The BMA was also happy to ignore science and evidence when it launched into explanations of what at the time was perceived as “an epidemic of homosexuality.” “Many men see in homosexual practices as a way of satisfying their sexual desires without running the risks of sequelae of heterosexual intercourse. They believe, for example, that there is no danger of contracting venereal disease in homosexual activity. Other men adopt homosexual practices as a substitute for extramarital heterosexual intercourse because there is no fear of causing pregnancy or emotional complications as in the life of a woman.” The idea that “women” equals “emotional complications” was a very 50s idea.
It was unsurprising, thought the BMA, that the public would be hostile to homosexuals because of the propensity of its practitioners in “positions of authority to give preferential treatment to homosexuals or to require homosexual subjection as an expedient for promotion. The existence of practising homosexuals in the Church, Parliament, Civil Service, Armed Forces, Press, radio, stage and other institutions constitutes a special problem.” Medicine is conspicuously absent from that list. God (heterosexual, of course, even though capable of insemination without intercourse) forbid that the BMA would have homosexuals in its membership.
The BMA found sexual acts between men “repulsive” and that “homosexuals congregating blatantly in public houses, streets, and restaurants are an outrage to public decency. Effeminate men wearing make-up and using scent are objectionable to everybody.” Born in 1952 I was infused with this kind of thinking and didn’t use a deodorant until I was 45 for fear of what people might think. My father, born in 1922, didn’t like me to buy half a pint rather than a pint of beer in case I be thought homosexual.

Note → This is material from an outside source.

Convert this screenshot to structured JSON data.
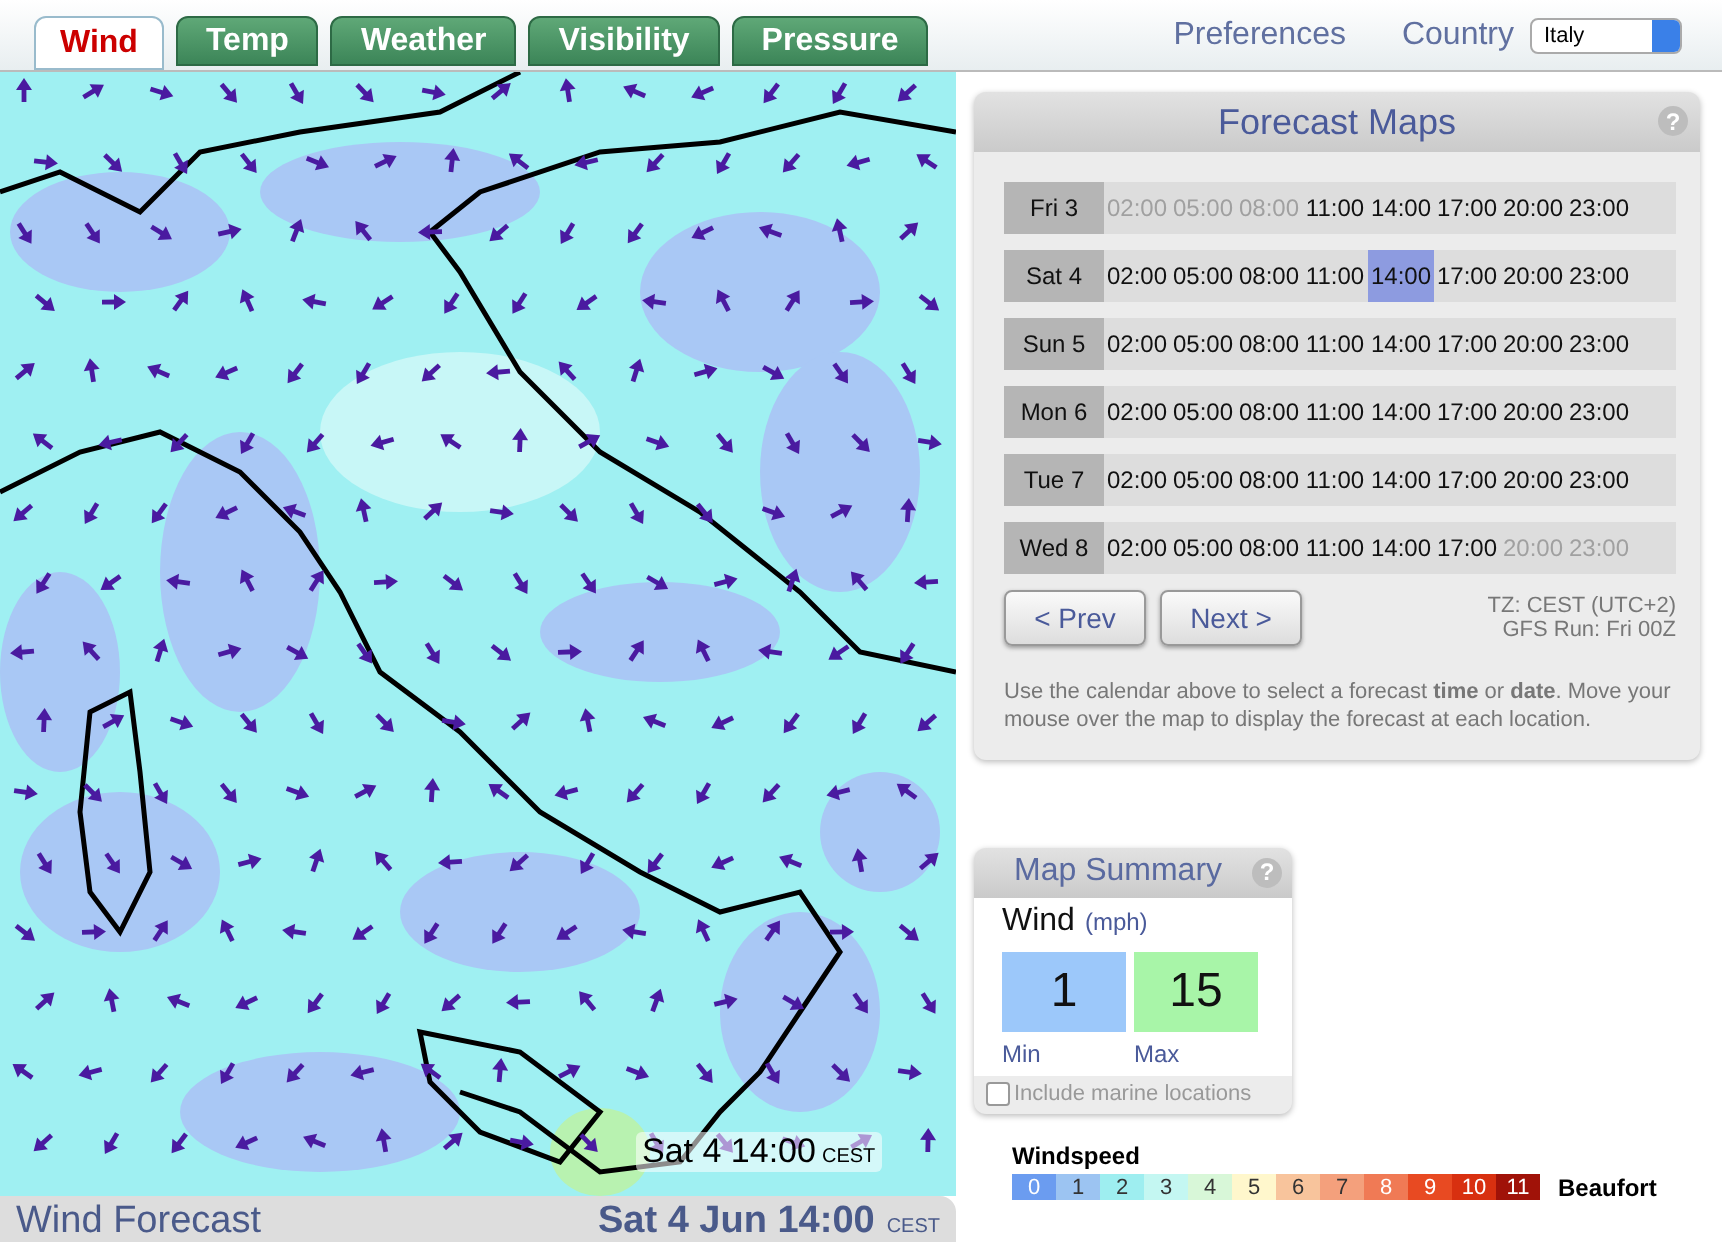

Having made its position clear, the BMA concluded that “if degenerate sodomists” persist then “it would be in the public interest to deal with them in the same way as mentally deranged offenders.” In other words, commit them to state lunatic asylums.
In fact the Wolfenden report recommended the decriminalising of sex between consenting male adults. It was another decade, however, before it happened.
After reading all this I’m left with three thoughts.
Firstly, I remember motions in the late 80s at the annual meeting of the BMA condemning the BMJ for taking advertisements for the Gay and Lesbian Medical Association. Many of those supporting the motion would have qualified in the 30s and 40s, when gay doctors were unthinkable.
My second thought is related in that the BMA’s views in the 50s help me understand the visceral objection that many, mostly older, people feel to gay marriage.
But my most important thought is to wonder what similar rubbish the BMA might produce in 2013 in the week that it holds its annual whingefest in Edinburgh.
Richard Smith was the editor of the BMJ until 2004 and is director of the United Health Group’s chronic disease initiative.